Phillips, who directed the sequel, asserts that Folie à Deux is not a musical, but the film’s 16 musical numbers, such as “Gonna Build a Mountain” and “That’s Life” (sung by Frank Sinatra), often destroy the film’s narrative flow. Lady Gaga is very good as Lee, a rich girl who pretends to be poor, who has herself committed to Arkham so that she can be near Joker. But she drops him the moment he gives up his alter ego and becomes Arthur Fleck again, leaving the audience with no one to love.
That all changes in the film’s last 15 minutes. Suddenly we feel Arthur’s pain. He sings “If You Go Away” to Lee while on the prison phone, like a poet rather than an ex-clown. Then a psychotic inmate stabs him repeatedly in the stomach with a shiv. As Arthur lies dying, the inmate carves a smile on his own face with the shiv and becomes the next Joker in line, with a brand-new origin story, unknown to us.
In his dismissal of the earlier Joker, Richard Brody wrote that Arthur “isn’t so much unhinged as unmotivated and, to all appearances, undirected.” Never mind that Phoenix received an Academy Award for his portrayal of Arthur Fleck. Awards may not mean that much, but audiences were still rhapsodic about him. Phoenix carried Joker. He is the film. Perhaps he directed himself. If his performance seems unhinged at times, it’s because the world around us feels increasingly unhinged. He’s more linear in Folie à Deux and far less convincing. The landscape narrows as we move back and forth between Arkham and the courthouse where Arthur stands trial for the murders he has committed.

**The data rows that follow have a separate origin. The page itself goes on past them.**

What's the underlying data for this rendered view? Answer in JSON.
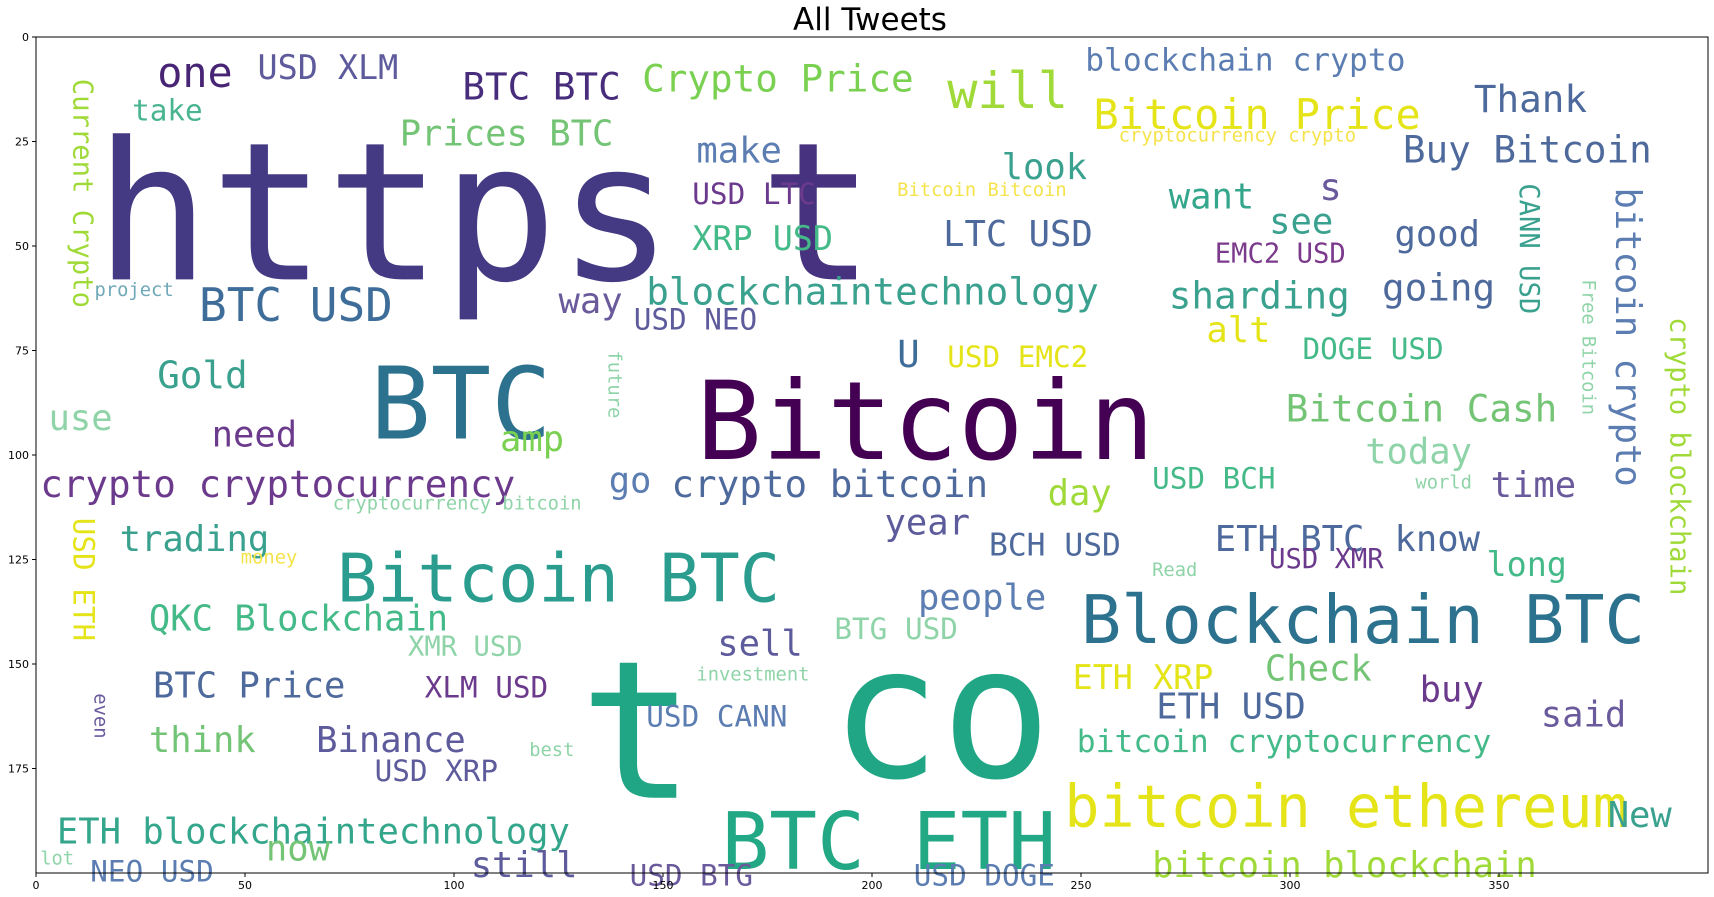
{
  "chart_data": {
    "type": "wordcloud",
    "title": "All Tweets",
    "xlim": [
      0,
      400
    ],
    "ylim": [
      200,
      0
    ],
    "x_ticks": [
      0,
      50,
      100,
      150,
      200,
      250,
      300,
      350
    ],
    "y_ticks": [
      0,
      25,
      50,
      75,
      100,
      125,
      150,
      175
    ],
    "words": [
      {
        "text": "https",
        "x": 14,
        "y": 58,
        "size": 46,
        "color": "#443a83",
        "rot": 0
      },
      {
        "text": "t",
        "x": 173,
        "y": 58,
        "size": 46,
        "color": "#46327e",
        "rot": 0
      },
      {
        "text": "Bitcoin",
        "x": 158,
        "y": 101,
        "size": 26,
        "color": "#440154",
        "rot": 0
      },
      {
        "text": "BTC",
        "x": 80,
        "y": 96,
        "size": 24,
        "color": "#2c728e",
        "rot": 0
      },
      {
        "text": "t",
        "x": 130,
        "y": 182,
        "size": 46,
        "color": "#21a685",
        "rot": 0
      },
      {
        "text": "co",
        "x": 190,
        "y": 177,
        "size": 44,
        "color": "#21a685",
        "rot": 0
      },
      {
        "text": "Bitcoin BTC",
        "x": 72,
        "y": 135,
        "size": 16,
        "color": "#2a9d8f",
        "rot": 0
      },
      {
        "text": "Blockchain BTC",
        "x": 250,
        "y": 145,
        "size": 16,
        "color": "#2c728e",
        "rot": 0
      },
      {
        "text": "BTC ETH",
        "x": 164,
        "y": 199,
        "size": 19,
        "color": "#22a884",
        "rot": 0
      },
      {
        "text": "bitcoin ethereum",
        "x": 246,
        "y": 189,
        "size": 14,
        "color": "#e5e419",
        "rot": 0
      },
      {
        "text": "Bitcoin Price",
        "x": 253,
        "y": 22,
        "size": 10,
        "color": "#e5e419",
        "rot": 0
      },
      {
        "text": "will",
        "x": 218,
        "y": 17,
        "size": 12,
        "color": "#a0da39",
        "rot": 0
      },
      {
        "text": "Crypto Price",
        "x": 145,
        "y": 13,
        "size": 9,
        "color": "#7ad151",
        "rot": 0
      },
      {
        "text": "BTC BTC",
        "x": 102,
        "y": 15,
        "size": 9,
        "color": "#472d7b",
        "rot": 0
      },
      {
        "text": "one",
        "x": 29,
        "y": 12,
        "size": 10,
        "color": "#482475",
        "rot": 0
      },
      {
        "text": "USD XLM",
        "x": 53,
        "y": 10,
        "size": 8,
        "color": "#5d5b9b",
        "rot": 0
      },
      {
        "text": "blockchain crypto",
        "x": 251,
        "y": 8,
        "size": 7.5,
        "color": "#5b7db1",
        "rot": 0
      },
      {
        "text": "Thank",
        "x": 344,
        "y": 18,
        "size": 9,
        "color": "#4e6a9c",
        "rot": 0
      },
      {
        "text": "Buy Bitcoin",
        "x": 327,
        "y": 30,
        "size": 9,
        "color": "#4e6a9c",
        "rot": 0
      },
      {
        "text": "cryptocurrency crypto",
        "x": 259,
        "y": 25,
        "size": 4.5,
        "color": "#f5e34b",
        "rot": 0
      },
      {
        "text": "take",
        "x": 23,
        "y": 20,
        "size": 7,
        "color": "#49b490",
        "rot": 0
      },
      {
        "text": "Prices BTC",
        "x": 87,
        "y": 26,
        "size": 8.5,
        "color": "#74c476",
        "rot": 0
      },
      {
        "text": "make",
        "x": 158,
        "y": 30,
        "size": 8.5,
        "color": "#5b7db1",
        "rot": 0
      },
      {
        "text": "look",
        "x": 231,
        "y": 34,
        "size": 8.5,
        "color": "#3aa18f",
        "rot": 0
      },
      {
        "text": "want",
        "x": 271,
        "y": 41,
        "size": 8.5,
        "color": "#33a68b",
        "rot": 0
      },
      {
        "text": "s",
        "x": 307,
        "y": 39,
        "size": 9,
        "color": "#6a5a9c",
        "rot": 0
      },
      {
        "text": "USD LTC",
        "x": 157,
        "y": 40,
        "size": 7,
        "color": "#6c3a8c",
        "rot": 0
      },
      {
        "text": "Bitcoin Bitcoin",
        "x": 206,
        "y": 38,
        "size": 4.5,
        "color": "#f5e34b",
        "rot": 0
      },
      {
        "text": "XRP USD",
        "x": 157,
        "y": 51,
        "size": 8,
        "color": "#45ba89",
        "rot": 0
      },
      {
        "text": "LTC USD",
        "x": 217,
        "y": 50,
        "size": 8.5,
        "color": "#4e6a9c",
        "rot": 0
      },
      {
        "text": "see",
        "x": 295,
        "y": 47,
        "size": 8.5,
        "color": "#3aa18f",
        "rot": 0
      },
      {
        "text": "good",
        "x": 325,
        "y": 50,
        "size": 8.5,
        "color": "#4e6a9c",
        "rot": 0
      },
      {
        "text": "EMC2 USD",
        "x": 282,
        "y": 54,
        "size": 6.5,
        "color": "#7b3a8c",
        "rot": 0
      },
      {
        "text": "Current Crypto",
        "x": 9,
        "y": 10,
        "size": 6.5,
        "color": "#a0da39",
        "rot": 90
      },
      {
        "text": "CANN USD",
        "x": 355,
        "y": 35,
        "size": 6.5,
        "color": "#3aa18f",
        "rot": 90
      },
      {
        "text": "bitcoin crypto",
        "x": 378,
        "y": 36,
        "size": 8.5,
        "color": "#5b7db1",
        "rot": 90
      },
      {
        "text": "crypto blockchain",
        "x": 391,
        "y": 67,
        "size": 6.5,
        "color": "#a0da39",
        "rot": 90
      },
      {
        "text": "Free Bitcoin",
        "x": 370,
        "y": 58,
        "size": 4.5,
        "color": "#8fd4a8",
        "rot": 90
      },
      {
        "text": "project",
        "x": 14,
        "y": 62,
        "size": 4.5,
        "color": "#6fa8b8",
        "rot": 0
      },
      {
        "text": "BTC USD",
        "x": 39,
        "y": 68,
        "size": 11,
        "color": "#3f6d9a",
        "rot": 0
      },
      {
        "text": "way",
        "x": 125,
        "y": 66,
        "size": 8.5,
        "color": "#6a5a9c",
        "rot": 0
      },
      {
        "text": "blockchaintechnology",
        "x": 146,
        "y": 64,
        "size": 9,
        "color": "#3aa18f",
        "rot": 0
      },
      {
        "text": "sharding",
        "x": 271,
        "y": 65,
        "size": 9,
        "color": "#3aa18f",
        "rot": 0
      },
      {
        "text": "going",
        "x": 322,
        "y": 63,
        "size": 9,
        "color": "#4e6a9c",
        "rot": 0
      },
      {
        "text": "USD NEO",
        "x": 143,
        "y": 70,
        "size": 7,
        "color": "#5d5b9b",
        "rot": 0
      },
      {
        "text": "alt",
        "x": 280,
        "y": 73,
        "size": 8.5,
        "color": "#e5e419",
        "rot": 0
      },
      {
        "text": "U",
        "x": 206,
        "y": 79,
        "size": 9,
        "color": "#3f6d9a",
        "rot": 0
      },
      {
        "text": "USD EMC2",
        "x": 218,
        "y": 79,
        "size": 7,
        "color": "#e5e419",
        "rot": 0
      },
      {
        "text": "DOGE USD",
        "x": 303,
        "y": 77,
        "size": 7,
        "color": "#45ba89",
        "rot": 0
      },
      {
        "text": "Gold",
        "x": 29,
        "y": 84,
        "size": 9,
        "color": "#3aa18f",
        "rot": 0
      },
      {
        "text": "use",
        "x": 3,
        "y": 94,
        "size": 8.5,
        "color": "#8fd4a8",
        "rot": 0
      },
      {
        "text": "need",
        "x": 42,
        "y": 98,
        "size": 8.5,
        "color": "#6c3a8c",
        "rot": 0
      },
      {
        "text": "amp",
        "x": 111,
        "y": 99,
        "size": 8.5,
        "color": "#7ad151",
        "rot": 0
      },
      {
        "text": "future",
        "x": 137,
        "y": 75,
        "size": 4.5,
        "color": "#8fd4a8",
        "rot": 90
      },
      {
        "text": "Bitcoin Cash",
        "x": 299,
        "y": 92,
        "size": 9,
        "color": "#74c476",
        "rot": 0
      },
      {
        "text": "today",
        "x": 318,
        "y": 102,
        "size": 8.5,
        "color": "#8fd4a8",
        "rot": 0
      },
      {
        "text": "crypto cryptocurrency",
        "x": 1,
        "y": 110,
        "size": 9,
        "color": "#6c3a8c",
        "rot": 0
      },
      {
        "text": "go",
        "x": 137,
        "y": 109,
        "size": 8.5,
        "color": "#5b7db1",
        "rot": 0
      },
      {
        "text": "crypto bitcoin",
        "x": 152,
        "y": 110,
        "size": 9,
        "color": "#4e6a9c",
        "rot": 0
      },
      {
        "text": "day",
        "x": 242,
        "y": 112,
        "size": 8.5,
        "color": "#a0da39",
        "rot": 0
      },
      {
        "text": "USD BCH",
        "x": 267,
        "y": 108,
        "size": 7,
        "color": "#45ba89",
        "rot": 0
      },
      {
        "text": "world",
        "x": 330,
        "y": 108,
        "size": 4.5,
        "color": "#8fd4a8",
        "rot": 0
      },
      {
        "text": "time",
        "x": 348,
        "y": 110,
        "size": 8.5,
        "color": "#6a5a9c",
        "rot": 0
      },
      {
        "text": "cryptocurrency bitcoin",
        "x": 71,
        "y": 113,
        "size": 4.5,
        "color": "#8fd4a8",
        "rot": 0
      },
      {
        "text": "year",
        "x": 203,
        "y": 119,
        "size": 8.5,
        "color": "#5d5b9b",
        "rot": 0
      },
      {
        "text": "USD ETH",
        "x": 9,
        "y": 115,
        "size": 7,
        "color": "#e5e419",
        "rot": 90
      },
      {
        "text": "trading",
        "x": 20,
        "y": 123,
        "size": 8.5,
        "color": "#3aa18f",
        "rot": 0
      },
      {
        "text": "BCH USD",
        "x": 228,
        "y": 124,
        "size": 7.5,
        "color": "#4e6a9c",
        "rot": 0
      },
      {
        "text": "ETH BTC",
        "x": 282,
        "y": 123,
        "size": 8.5,
        "color": "#4e6a9c",
        "rot": 0
      },
      {
        "text": "know",
        "x": 325,
        "y": 123,
        "size": 8.5,
        "color": "#4e6a9c",
        "rot": 0
      },
      {
        "text": "USD XMR",
        "x": 295,
        "y": 127,
        "size": 6.5,
        "color": "#6c3a8c",
        "rot": 0
      },
      {
        "text": "long",
        "x": 347,
        "y": 129,
        "size": 8,
        "color": "#45ba89",
        "rot": 0
      },
      {
        "text": "money",
        "x": 49,
        "y": 126,
        "size": 4.5,
        "color": "#f5e34b",
        "rot": 0
      },
      {
        "text": "Read",
        "x": 267,
        "y": 129,
        "size": 4.5,
        "color": "#8fd4a8",
        "rot": 0
      },
      {
        "text": "people",
        "x": 211,
        "y": 137,
        "size": 8.5,
        "color": "#5b7db1",
        "rot": 0
      },
      {
        "text": "QKC Blockchain",
        "x": 27,
        "y": 142,
        "size": 8.5,
        "color": "#45ba89",
        "rot": 0
      },
      {
        "text": "BTG USD",
        "x": 191,
        "y": 144,
        "size": 7,
        "color": "#8fd4a8",
        "rot": 0
      },
      {
        "text": "XMR USD",
        "x": 89,
        "y": 148,
        "size": 6.5,
        "color": "#8fd4a8",
        "rot": 0
      },
      {
        "text": "sell",
        "x": 163,
        "y": 148,
        "size": 8.5,
        "color": "#5d5b9b",
        "rot": 0
      },
      {
        "text": "ETH XRP",
        "x": 248,
        "y": 156,
        "size": 8,
        "color": "#e5e419",
        "rot": 0
      },
      {
        "text": "Check",
        "x": 294,
        "y": 154,
        "size": 8.5,
        "color": "#74c476",
        "rot": 0
      },
      {
        "text": "BTC Price",
        "x": 28,
        "y": 158,
        "size": 8.5,
        "color": "#4e6a9c",
        "rot": 0
      },
      {
        "text": "XLM USD",
        "x": 93,
        "y": 158,
        "size": 7,
        "color": "#6c3a8c",
        "rot": 0
      },
      {
        "text": "investment",
        "x": 158,
        "y": 154,
        "size": 4.5,
        "color": "#8fd4a8",
        "rot": 0
      },
      {
        "text": "buy",
        "x": 331,
        "y": 159,
        "size": 8.5,
        "color": "#6c3a8c",
        "rot": 0
      },
      {
        "text": "ETH USD",
        "x": 268,
        "y": 163,
        "size": 8.5,
        "color": "#4e6a9c",
        "rot": 0
      },
      {
        "text": "said",
        "x": 360,
        "y": 165,
        "size": 8.5,
        "color": "#6a5a9c",
        "rot": 0
      },
      {
        "text": "USD CANN",
        "x": 146,
        "y": 165,
        "size": 7,
        "color": "#5b7db1",
        "rot": 0
      },
      {
        "text": "think",
        "x": 27,
        "y": 171,
        "size": 8.5,
        "color": "#74c476",
        "rot": 0
      },
      {
        "text": "Binance",
        "x": 67,
        "y": 171,
        "size": 8.5,
        "color": "#5d5b9b",
        "rot": 0
      },
      {
        "text": "bitcoin cryptocurrency",
        "x": 249,
        "y": 171,
        "size": 7.5,
        "color": "#45ba89",
        "rot": 0
      },
      {
        "text": "even",
        "x": 14,
        "y": 157,
        "size": 4.5,
        "color": "#6a5a9c",
        "rot": 90
      },
      {
        "text": "best",
        "x": 118,
        "y": 172,
        "size": 4.5,
        "color": "#8fd4a8",
        "rot": 0
      },
      {
        "text": "USD XRP",
        "x": 81,
        "y": 178,
        "size": 7,
        "color": "#5d5b9b",
        "rot": 0
      },
      {
        "text": "ETH blockchaintechnology",
        "x": 5,
        "y": 193,
        "size": 8.5,
        "color": "#33a68b",
        "rot": 0
      },
      {
        "text": "New",
        "x": 376,
        "y": 189,
        "size": 8.5,
        "color": "#3aa18f",
        "rot": 0
      },
      {
        "text": "now",
        "x": 55,
        "y": 197,
        "size": 8.5,
        "color": "#74c476",
        "rot": 0
      },
      {
        "text": "still",
        "x": 104,
        "y": 201,
        "size": 8.5,
        "color": "#5d5b9b",
        "rot": 0
      },
      {
        "text": "lot",
        "x": 1,
        "y": 198,
        "size": 4.5,
        "color": "#8fd4a8",
        "rot": 0
      },
      {
        "text": "NEO USD",
        "x": 13,
        "y": 202,
        "size": 7,
        "color": "#5b7db1",
        "rot": 0
      },
      {
        "text": "USD BTG",
        "x": 142,
        "y": 203,
        "size": 7,
        "color": "#6a5a9c",
        "rot": 0
      },
      {
        "text": "USD DOGE",
        "x": 210,
        "y": 203,
        "size": 7,
        "color": "#5b7db1",
        "rot": 0
      },
      {
        "text": "bitcoin blockchain",
        "x": 267,
        "y": 201,
        "size": 8.5,
        "color": "#a0da39",
        "rot": 0
      }
    ]
  }
}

Brody trashes both Joker films, and he believes that Phillips deals in a fashionable commodity “called darkness.” But he ought to look again. That darkness resides in Phoenix’s skeletal frame, in his birdlike bones. Joker frightened me. Arthur’s disjointed persona felt exactly like mine. I’m not a murderer. But I might have become one had I been tied to a radiator and beaten while my mother watched. In spite of his bleeding to death on Arkham’s floor in Folie à Deux and the end of his reign as Joker, Arthur still persists as a 21st-century Everyman, with memories of a clown’s green wig, his bag of tricks, and his masterly dance on a street of stairs in the backwaters of the Bronx.